Pok Pok’s founding team of digital toymakers includes CEO Melissa Cash, designers Esther Huybreghts and Mathijs Demaeght. Snowman veterans Ryan Cash and Jordan Rosenberg are also on board, but both will also continue to work at Snowman. The company was “incubated” within Snowman but will function as a separate studio. The team told CNET via email that its goal is to help raise and inspire the next generation of creative thinkers.
With the new studio comes a new app for kids called Pok Pok Playroom, which was created with the help of educators, occupational therapists and sensory experts. Initially, Huybreghts and Demaeght said they weren’t setting out to create a new children’s game, but to climb out of a creative rut while balancing two young kids of their own.
When their son James turned 2, they struggled to find something age-appropriate in the App Store for him to play.
“We didn’t want anything too gamified, with levels to beat, menus to figure out or something that got him too riled up,” the designers said via email. “We worried he’d get stuck all the time and feel discouraged not being able to play independently. That’s when we decided we would build it ourselves.”

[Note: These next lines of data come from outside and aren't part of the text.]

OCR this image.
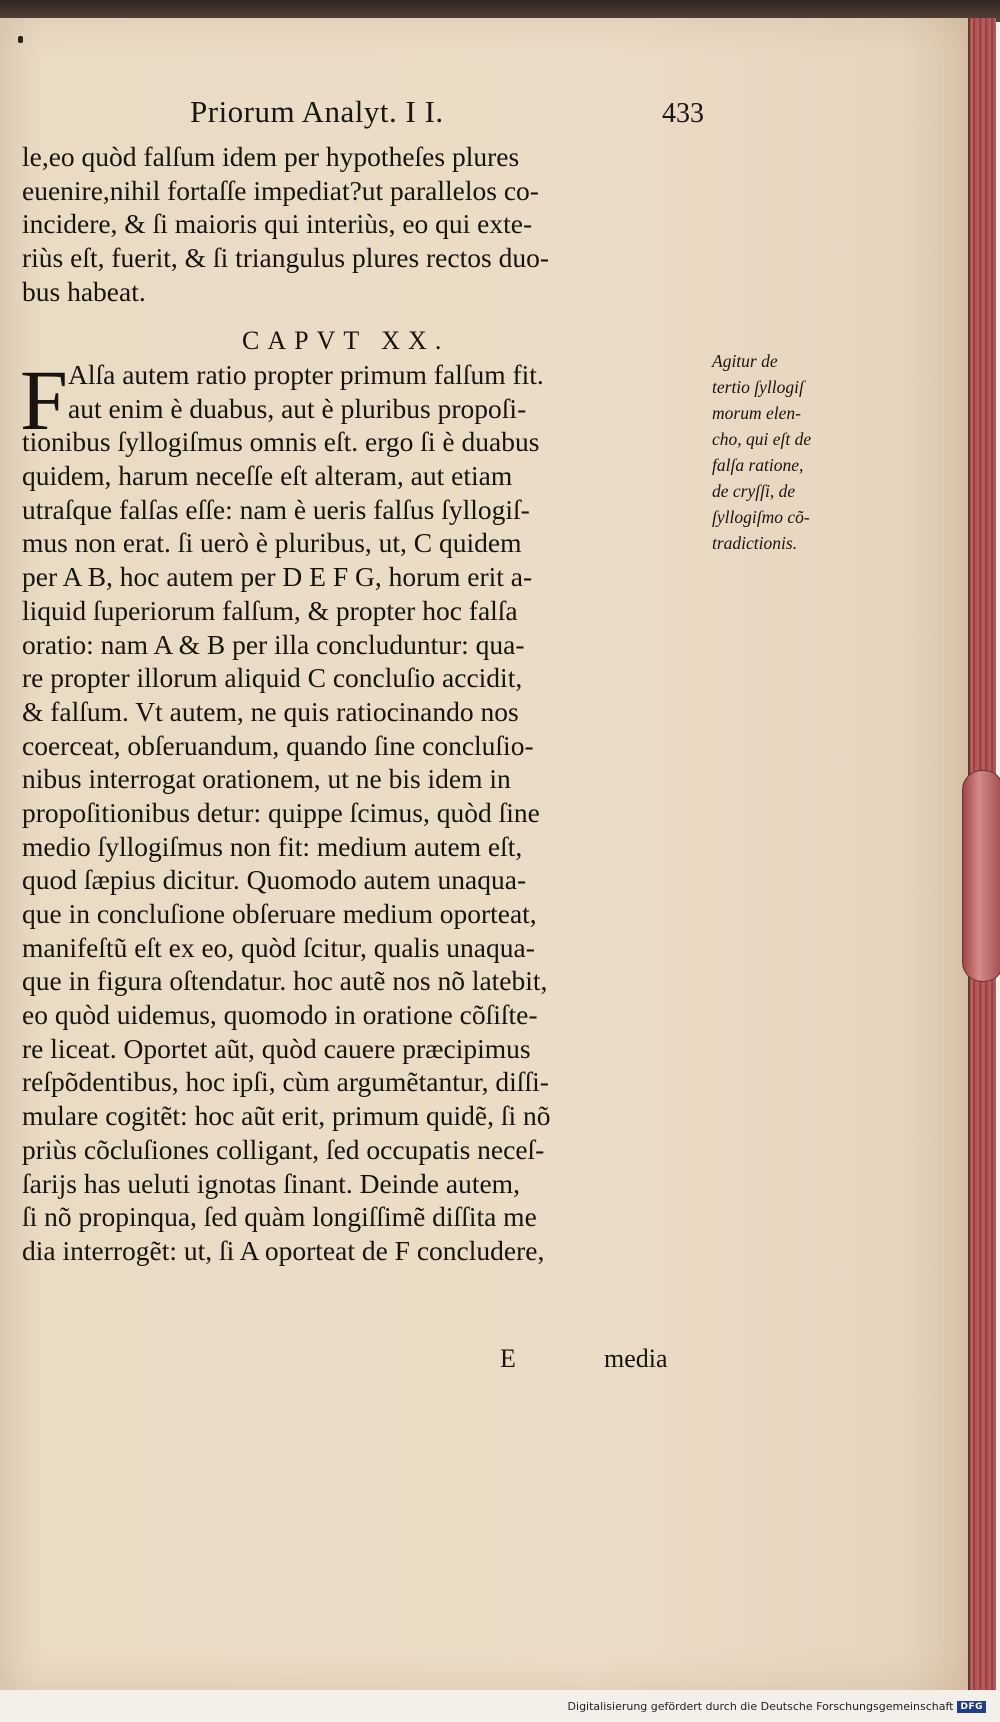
Priorum Analyt. I I.	433
le,eo quòd falſum idem per hypotheſes plures
euenire,nihil fortaſſe impediat?ut parallelos co-
incidere, & ſi maioris qui interiùs, eo qui exte-
riùs eſt, fuerit, & ſi triangulus plures rectos duo-
bus habeat.
CAPVT XX.
F Alſa autem ratio propter primum falſum fit.
aut enim è duabus, aut è pluribus propoſi-
tionibus ſyllogiſmus omnis eſt. ergo ſi è duabus
quidem, harum neceſſe eſt alteram, aut etiam
utraſque falſas eſſe: nam è ueris falſus ſyllogiſ-
mus non erat. ſi uerò è pluribus, ut, C quidem
per A B, hoc autem per D E F G, horum erit a-
liquid ſuperiorum falſum, & propter hoc falſa
oratio: nam A & B per illa concluduntur: qua-
re propter illorum aliquid C concluſio accidit,
& falſum. Vt autem, ne quis ratiocinando nos
coerceat, obſeruandum, quando ſine concluſio-
nibus interrogat orationem, ut ne bis idem in
propoſitionibus detur: quippe ſcimus, quòd ſine
medio ſyllogiſmus non fit: medium autem eſt,
quod ſæpius dicitur. Quomodo autem unaqua-
que in concluſione obſeruare medium oporteat,
manifeſtũ eſt ex eo, quòd ſcitur, qualis unaqua-
que in figura oſtendatur. hoc autẽ nos nõ latebit,
eo quòd uidemus, quomodo in oratione cõſiſte-
re liceat. Oportet aũt, quòd cauere præcipimus
reſpõdentibus, hoc ipſi, cùm argumẽtantur, diſſi-
mulare cogitẽt: hoc aũt erit, primum quidẽ, ſi nõ
priùs cõcluſiones colligant, ſed occupatis neceſ-
ſarijs has ueluti ignotas ſinant. Deinde autem,
ſi nõ propinqua, ſed quàm longiſſimẽ diſſita me
dia interrogẽt: ut, ſi A oporteat de F concludere,
E	media
Agitur de
tertio ſyllogiſ
morum elen-
cho, qui eſt de
falſa ratione,
de cryſſi, de
ſyllogiſmo cõ-
tradictionis.
Digitalisierung gefördert durch die Deutsche Forschungsgemeinschaft DFG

Building a digital playroom
Pok Pok Playroom includes a collection of toys and activities that encourage cognitive and socio-emotional development, according to the team, with no winning or losing. In addition, the game — meant for ages 2 to 6 — can grow with the child as playtime changes. The app seeks to empower kids to take risks and feel accomplished when things come together for them, while rewarding them with play, not prizes.
“When kids enter Pok Pok Playroom they are free to explore, to step outside of their comfort zones, to think outside of the box and to experiment without any fear of failing,” Melissa Cash said. “It’s an incredible experience that we’re really excited to bring from the playroom floor, into a digital playroom.”

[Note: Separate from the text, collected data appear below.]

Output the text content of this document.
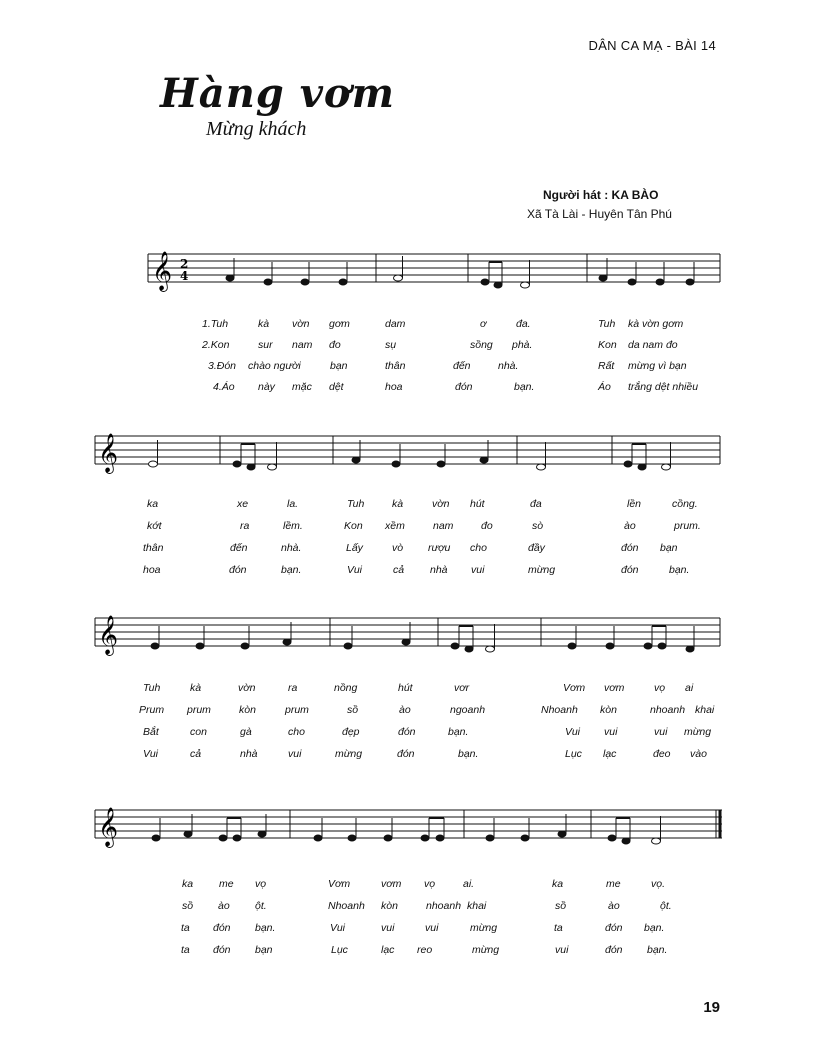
DÂN CA MẠ - BÀI 14
Hàng vơm
Mừng khách
Người hát : KA BÀO
Xã Tà Lài - Huyên Tân Phú
𝄞 2
4
𝄞
𝄞
𝄞
1.Tuh	kà vờn gơm	dam	ơ	đa.	Tuh kà vờn gơm
2.Kon	sur nam đo	sụ	sồng phà.	Kon da nam đo
3.Đón chào người	bạn	thân	đến	nhà.	Rất mừng vì bạn
4.Áo này mặc dệt	hoa	đón	bạn.	Áo trắng dệt nhiều
ka	xe	la.	Tuh	kà	vờn hút	đa	lền	cồng.
kớt	ra	lềm.	Kon xềm	nam	đo	sò	ào	prum.
thân	đến	nhà.	Lấy	vò rượu cho	đầy	đón bạn
hoa	đón	bạn.	Vui	cả nhà vui	mừng	đón	bạn.
Tuh	kà	vờn	ra	nồng	hút	vơr	Vơm vơm	vọ ai
Prum prum	kòn	prum	sồ	ào	ngoanh	Nhoanh kòn	nhoanh khai
Bắt	con	gà	cho	đẹp	đón	bạn.	Vui vui	vui mừng
Vui	cả	nhà	vui	mừng	đón	bạn.	Lục lạc	đeo vào
ka me vọ	Vơm	vơm vọ	ai.	ka	me	vọ.
sồ ào ột.	Nhoanh kòn	nhoanh khai	sồ	ào	ột.
ta đón bạn.	Vui	vui	vui	mừng	ta	đón bạn.
ta đón bạn	Lục	lạc reo	mừng	vui	đón bạn.
19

Pok Pok Playroom aims to present playtime in a peaceful way with handmade art and gentle sounds for a calming and exploratory experience.
Though some parents worry about exposing their young one’s to too much screen time, Cash said the new app is meant to work like traditional playroom items such as blocks, puzzles and other toys.
The team also wanted to focus on an inclusive experience for kids in both play mechanics and the app’s presentation, letting kids fill in the blanks and tell their own stories, instead of an adult doing so. The game was also designed with accessibility in mind, so young players don’t get “stuck” or need to ask for help.
“We hope kids will not only see themselves in Pok Pok Playroom, but also their neighbors, families and friends,” Cash said. “That’s why we try to highlight people of many genders, races, abilities and family structures. We also try to break gender stereotypes wherever we can, and feature a lot of women in typically male-dominated job sectors, such as female construction workers.”